In most eukaryotes, small noncoding RNAs (ncRNAs) are known to regulate gene expression at the translational level by pairing with ribosome-bound mRNAs. Yet because Saccharomyces cerevisiae lacks RNA interference pathways that are necessary to generate miRNAs, these regulatory pathways do not operate in yeast. A new study by Pircher et al. shows that yeast have an alternative mechanism for RNA-mediated translational control by identifying a small ncRNA that regulates ribosomal activity in response to stress.
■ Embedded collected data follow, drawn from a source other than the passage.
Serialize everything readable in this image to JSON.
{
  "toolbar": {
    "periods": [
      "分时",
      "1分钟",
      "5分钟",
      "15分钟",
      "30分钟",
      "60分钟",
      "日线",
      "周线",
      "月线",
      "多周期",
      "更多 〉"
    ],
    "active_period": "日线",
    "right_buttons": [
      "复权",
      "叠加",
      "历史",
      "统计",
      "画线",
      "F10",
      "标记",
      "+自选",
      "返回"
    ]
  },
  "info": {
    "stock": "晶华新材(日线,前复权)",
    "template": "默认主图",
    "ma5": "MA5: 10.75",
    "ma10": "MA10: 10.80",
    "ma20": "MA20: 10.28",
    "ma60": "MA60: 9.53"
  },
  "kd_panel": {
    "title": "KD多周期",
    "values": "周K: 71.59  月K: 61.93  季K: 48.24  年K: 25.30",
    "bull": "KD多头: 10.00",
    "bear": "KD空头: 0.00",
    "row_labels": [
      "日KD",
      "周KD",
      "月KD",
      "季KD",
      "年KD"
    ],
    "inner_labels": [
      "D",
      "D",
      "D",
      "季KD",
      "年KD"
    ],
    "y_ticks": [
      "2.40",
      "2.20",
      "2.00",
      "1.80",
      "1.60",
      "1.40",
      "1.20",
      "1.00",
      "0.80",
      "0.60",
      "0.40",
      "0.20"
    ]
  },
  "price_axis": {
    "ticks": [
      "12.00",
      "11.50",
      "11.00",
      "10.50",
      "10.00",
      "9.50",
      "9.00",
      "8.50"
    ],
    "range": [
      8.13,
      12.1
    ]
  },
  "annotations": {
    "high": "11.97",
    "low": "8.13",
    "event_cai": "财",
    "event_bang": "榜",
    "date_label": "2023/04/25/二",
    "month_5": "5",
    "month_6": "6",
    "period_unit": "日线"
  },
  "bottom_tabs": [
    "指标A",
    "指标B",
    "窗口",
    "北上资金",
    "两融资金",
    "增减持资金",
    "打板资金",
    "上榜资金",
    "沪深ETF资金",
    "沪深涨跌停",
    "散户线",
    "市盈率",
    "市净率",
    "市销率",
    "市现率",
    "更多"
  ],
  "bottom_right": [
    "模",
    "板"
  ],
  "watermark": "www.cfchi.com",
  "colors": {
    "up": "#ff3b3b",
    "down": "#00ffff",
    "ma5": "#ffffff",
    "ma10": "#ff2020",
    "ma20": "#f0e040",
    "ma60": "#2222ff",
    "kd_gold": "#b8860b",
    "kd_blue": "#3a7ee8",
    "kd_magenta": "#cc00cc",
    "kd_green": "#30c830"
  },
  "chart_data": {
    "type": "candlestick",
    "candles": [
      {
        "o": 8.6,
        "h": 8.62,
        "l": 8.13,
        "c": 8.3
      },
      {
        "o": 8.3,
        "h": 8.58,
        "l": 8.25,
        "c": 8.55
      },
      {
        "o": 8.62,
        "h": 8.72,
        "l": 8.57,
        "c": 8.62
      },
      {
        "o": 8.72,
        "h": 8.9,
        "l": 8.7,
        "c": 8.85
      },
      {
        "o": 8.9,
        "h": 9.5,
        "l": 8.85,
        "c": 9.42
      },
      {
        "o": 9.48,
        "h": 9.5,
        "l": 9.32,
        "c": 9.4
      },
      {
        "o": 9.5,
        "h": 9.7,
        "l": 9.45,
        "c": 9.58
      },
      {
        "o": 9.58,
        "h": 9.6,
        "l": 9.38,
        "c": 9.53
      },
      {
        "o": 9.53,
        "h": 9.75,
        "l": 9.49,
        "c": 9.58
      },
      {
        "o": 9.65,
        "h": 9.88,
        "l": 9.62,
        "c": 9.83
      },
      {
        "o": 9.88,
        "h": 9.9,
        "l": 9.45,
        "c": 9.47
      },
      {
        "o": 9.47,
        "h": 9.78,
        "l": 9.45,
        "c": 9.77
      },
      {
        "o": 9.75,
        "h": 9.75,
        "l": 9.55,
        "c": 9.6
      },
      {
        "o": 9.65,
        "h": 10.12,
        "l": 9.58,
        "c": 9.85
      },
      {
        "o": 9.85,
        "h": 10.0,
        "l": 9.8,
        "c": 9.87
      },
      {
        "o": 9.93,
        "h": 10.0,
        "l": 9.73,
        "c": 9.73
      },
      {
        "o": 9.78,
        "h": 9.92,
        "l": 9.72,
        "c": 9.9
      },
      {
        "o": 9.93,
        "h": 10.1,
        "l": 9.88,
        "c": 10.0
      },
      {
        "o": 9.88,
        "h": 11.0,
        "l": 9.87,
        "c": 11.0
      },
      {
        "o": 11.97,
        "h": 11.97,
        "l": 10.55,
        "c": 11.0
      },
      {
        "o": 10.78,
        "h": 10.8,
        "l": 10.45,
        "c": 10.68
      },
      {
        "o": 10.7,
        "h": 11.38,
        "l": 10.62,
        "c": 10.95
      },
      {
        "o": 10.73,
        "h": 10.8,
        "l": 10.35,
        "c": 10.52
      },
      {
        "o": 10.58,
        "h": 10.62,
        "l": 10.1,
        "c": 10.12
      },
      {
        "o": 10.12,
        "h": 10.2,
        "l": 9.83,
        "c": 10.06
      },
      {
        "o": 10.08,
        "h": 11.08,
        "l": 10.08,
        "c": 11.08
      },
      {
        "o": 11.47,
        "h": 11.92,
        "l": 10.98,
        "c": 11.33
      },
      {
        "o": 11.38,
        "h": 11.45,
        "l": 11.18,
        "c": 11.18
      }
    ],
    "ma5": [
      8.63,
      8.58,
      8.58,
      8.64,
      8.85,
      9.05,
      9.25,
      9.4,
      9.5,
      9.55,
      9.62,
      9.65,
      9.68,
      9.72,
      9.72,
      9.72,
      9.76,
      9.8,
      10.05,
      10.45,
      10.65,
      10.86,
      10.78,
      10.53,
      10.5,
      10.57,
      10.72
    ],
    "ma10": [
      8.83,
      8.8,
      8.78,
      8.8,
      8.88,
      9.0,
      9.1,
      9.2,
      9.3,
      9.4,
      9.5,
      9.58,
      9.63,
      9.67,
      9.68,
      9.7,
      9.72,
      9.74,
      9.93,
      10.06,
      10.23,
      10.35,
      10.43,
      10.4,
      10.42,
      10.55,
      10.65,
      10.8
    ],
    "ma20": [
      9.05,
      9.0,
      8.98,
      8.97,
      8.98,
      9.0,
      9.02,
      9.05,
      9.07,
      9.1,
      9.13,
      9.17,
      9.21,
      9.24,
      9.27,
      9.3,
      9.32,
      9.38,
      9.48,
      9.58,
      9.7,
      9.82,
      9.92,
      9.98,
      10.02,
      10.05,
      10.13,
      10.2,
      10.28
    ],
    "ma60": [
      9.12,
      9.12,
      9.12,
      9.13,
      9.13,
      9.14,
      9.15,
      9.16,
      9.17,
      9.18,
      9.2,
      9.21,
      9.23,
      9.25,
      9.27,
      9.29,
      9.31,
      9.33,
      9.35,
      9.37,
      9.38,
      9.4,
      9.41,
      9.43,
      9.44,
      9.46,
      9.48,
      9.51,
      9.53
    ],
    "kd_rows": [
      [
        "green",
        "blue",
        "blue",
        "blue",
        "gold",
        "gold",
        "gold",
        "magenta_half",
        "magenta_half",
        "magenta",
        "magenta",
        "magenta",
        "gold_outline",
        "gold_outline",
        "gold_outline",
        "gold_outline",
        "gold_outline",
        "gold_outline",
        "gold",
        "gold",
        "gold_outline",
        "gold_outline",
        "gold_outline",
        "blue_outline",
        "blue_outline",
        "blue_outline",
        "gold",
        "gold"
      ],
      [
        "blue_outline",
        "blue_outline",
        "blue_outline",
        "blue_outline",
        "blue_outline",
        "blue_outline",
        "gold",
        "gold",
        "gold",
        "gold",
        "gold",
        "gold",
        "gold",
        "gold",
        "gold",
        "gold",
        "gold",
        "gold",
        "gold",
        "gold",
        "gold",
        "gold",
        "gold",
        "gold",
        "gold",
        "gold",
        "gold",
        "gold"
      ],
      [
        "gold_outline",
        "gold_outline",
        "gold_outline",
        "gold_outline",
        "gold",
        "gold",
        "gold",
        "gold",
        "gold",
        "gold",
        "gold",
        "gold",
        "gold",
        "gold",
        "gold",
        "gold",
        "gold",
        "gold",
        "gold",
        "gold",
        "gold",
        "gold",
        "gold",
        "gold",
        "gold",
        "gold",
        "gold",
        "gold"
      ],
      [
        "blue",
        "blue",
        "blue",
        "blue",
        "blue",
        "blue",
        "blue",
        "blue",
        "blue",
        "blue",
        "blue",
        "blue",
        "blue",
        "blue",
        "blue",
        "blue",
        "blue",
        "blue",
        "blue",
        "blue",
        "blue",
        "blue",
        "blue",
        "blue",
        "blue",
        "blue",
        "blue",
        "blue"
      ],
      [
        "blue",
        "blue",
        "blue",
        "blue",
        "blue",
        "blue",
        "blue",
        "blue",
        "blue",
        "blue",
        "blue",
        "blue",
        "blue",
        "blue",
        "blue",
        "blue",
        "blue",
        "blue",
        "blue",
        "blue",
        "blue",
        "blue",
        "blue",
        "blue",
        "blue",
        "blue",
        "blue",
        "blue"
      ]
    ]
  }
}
Building on their prior work that identified a class of small ribosome-associated ncRNAs in S. cerevisiae, the authors focused on an abundant 18-nucleotide ncRNA fragment of the Trm10 transcript (Trm-ncRNA). Trm10 knockout strains grow more slowly under hyperosmotic stress conditions, an effect that was independent of the Trm10-encoded methyltransferase protein but dependent on the presence of Trm-ncRNA. Genetic and polysome profiling experiments showed that Trm-ncRNA was stably expressed and associated with the 60S subunit of yeast ribosomes in cells. In response to hyperosmotic stress, Trm-ncRNA was redistributed to polysomes, where it blocked translation and decreased metabolic activity, permitting yeast to adapt to altered environmental conditions. Though it remains unknown how the 18-nucleotide fragment is generated from mRNA and where Trm-ncRNA acts on the ribosome, the study outlines a new mechanism for ncRNA regulation of translational activity by direct binding of the ribosome.